Marcial
Luciano Pires -Marcus Valerius Martialis nasceu em Bilbao, Espanha, em 1 de março de 40 D.C. Não se sabe muito de sua juventude, a não ser que, por volta do ano de 64 D.C., tomou o rumo de todos os jovens da época que buscavam fama: Roma.
Nessa época já fazia poesia, influenciado principalmente por Ovídio, Calímaco e Catulo. A vida inteira dependeu da grana de seus amigos ricos. Apesar de comum na época, o mecenato contribuiu para “sujar” ainda mais a sua imagem nos séculos seguintes. Seu primeiro livro, “Liber de Spectaculis”, foi encomendado por Nero possivelmente para festejar a inauguração de uma obra faraônica: o Coliseu, em 80 D.C.

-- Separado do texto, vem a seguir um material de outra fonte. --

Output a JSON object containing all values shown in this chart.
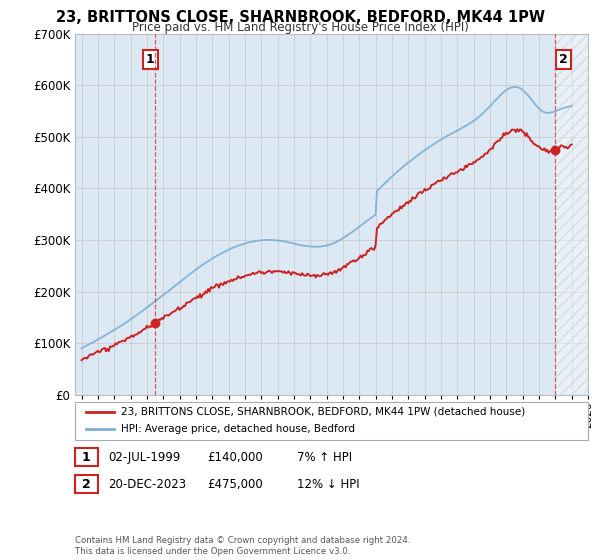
{
  "title": "23, BRITTONS CLOSE, SHARNBROOK, BEDFORD, MK44 1PW",
  "subtitle": "Price paid vs. HM Land Registry's House Price Index (HPI)",
  "legend_line1": "23, BRITTONS CLOSE, SHARNBROOK, BEDFORD, MK44 1PW (detached house)",
  "legend_line2": "HPI: Average price, detached house, Bedford",
  "annotation1_date": "02-JUL-1999",
  "annotation1_price": "£140,000",
  "annotation1_hpi": "7% ↑ HPI",
  "annotation2_date": "20-DEC-2023",
  "annotation2_price": "£475,000",
  "annotation2_hpi": "12% ↓ HPI",
  "footnote": "Contains HM Land Registry data © Crown copyright and database right 2024.\nThis data is licensed under the Open Government Licence v3.0.",
  "sale1_year": 1999.5,
  "sale1_value": 140000,
  "sale2_year": 2023.97,
  "sale2_value": 475000,
  "hpi_color": "#7bafd4",
  "price_color": "#cc2222",
  "bg_color": "#ffffff",
  "grid_color": "#cccccc",
  "plot_bg_color": "#dde8f5",
  "ylim_min": 0,
  "ylim_max": 700000,
  "xlim_min": 1994.6,
  "xlim_max": 2026.0
}
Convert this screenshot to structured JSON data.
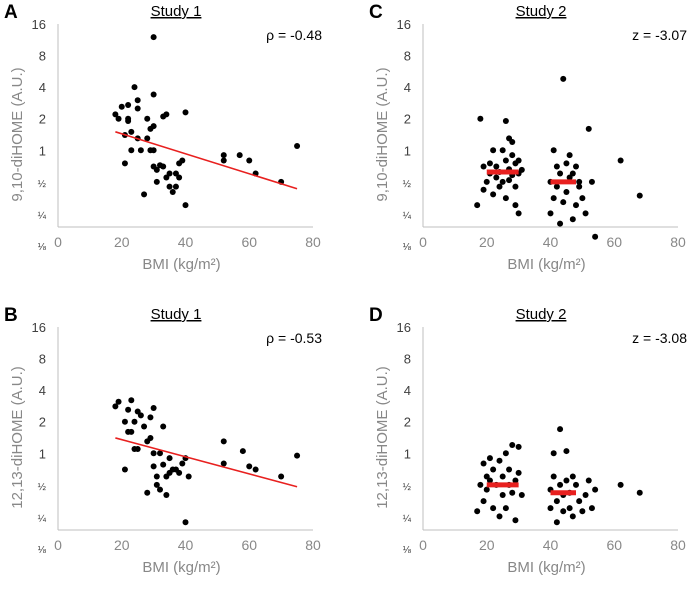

Homossexual, ferino, polêmico, Marcial registra em seus epigramas a vida exagerada e luxuriante dos romanos, com requintes de sadismo e sem meias palavras. Uma de suas máximas era o célebre dito de Horácio: “carpe diem” (curta o dia). Marcial sempre aconselhava seus amigos a não levar a vida muito a sério. Humor, crítica social corrosiva, concisão: esses os elementos básicos de seus epigramas.
Em grego, originalmente, epigrama designava quaisquer poemas escritos num objeto, geralmente em potes, túmulos, presentes, portas, paredes. Seriam ancestrais dos escritos de banheiro (latrinalia) e dos grafites. Eram, na maioria, versos de ocasião, para comemorar algum evento, achincalhar ou bajular alguém (geralmente o dono da festa). O auge dessa forma poética, que ia contra a corrente do poema épico, ocorreu durante a época de Catulo, Ovídio, Arquíloco e Calímaco, os mestres do gênero (antes de Marcial, é claro). O uso de obscenidade e “cenas de sexo explícito” virou peça-chave da tradição epigramática.
Foi Marcial quem elevou o epigrama à perfeição, definindo seu modelo e clima: um poema curto, geralmente de dois versos (mas não é regra geral, Marcial tem epigramas de até 14 versos) que funciona um pouco à maneira do haikai, porém com o elemento moral mais acentuado: no primeiro, nossa atenção é dirigida para algum objeto, pessoa ou evento, aumentando nossa curiosidade. No segundo, o comentário nem sempre sutil, o golpe mortal, a mudança rápida de pensamento, causando riso ou indignação.
Principalmente indignação. Nos seus despretensiosos mas tecnicamente brilhantes epigramas, Marcial colhe em flashes todo o exotismo da vida romana, pública e privada, retratando e satirizando seus valores, comportamento sexual, moral, a vida política, discussões estéticas e tipos sociais. Era, pois, um dublê de poeta e colunista social, fotografando em palavras a decadência (mas com elegância) da sociedade romana.
Apesar de ser conhecido mais por sua permissividade e obscenidade (por sua posição “politicamente incorreta”, diríamos hoje) pode-se dizer que Marcial era conservador e, muitas vezes, preconceituoso e contraditório. Atacava as mulheres emancipadas com uma agressividade que, muitas vezes, parece inveja das liberdades e poderes que algumas estavam começando a exercer na sociedade da época. Também condenava o sexo oral, o adultério e práticas como o cunilingus, a prostituição e o homossexualismo. Apesar da franqueza e objetividade com que retrata esses assuntos em seus epigramas mais apimentados, o próprio Marcial confessa ter vários jovens escravos para sua satisfação sexual.
Por sua poesia ferina, o “Boca de Roma” exerceu enorme influência sobre os poetas dos séculos seguintes, principalmente no século 18, na Inglaterra, onde o epigrama virou um modelo para retratar certos tipos sociais e convenções: Ben Jonson, John Donne, Robert Herrick, entre outros, foram grandes imitadores de Marcial. William Blake, Jules Laforgue, e.e. cummings, Eliot, Oscar Wilde, Auden e Pound também o praticaram. No Brasil, o grande discípulo de mestre Marcial foi, sem dúvida, Gregório de Matos, o “Boca do Inferno”.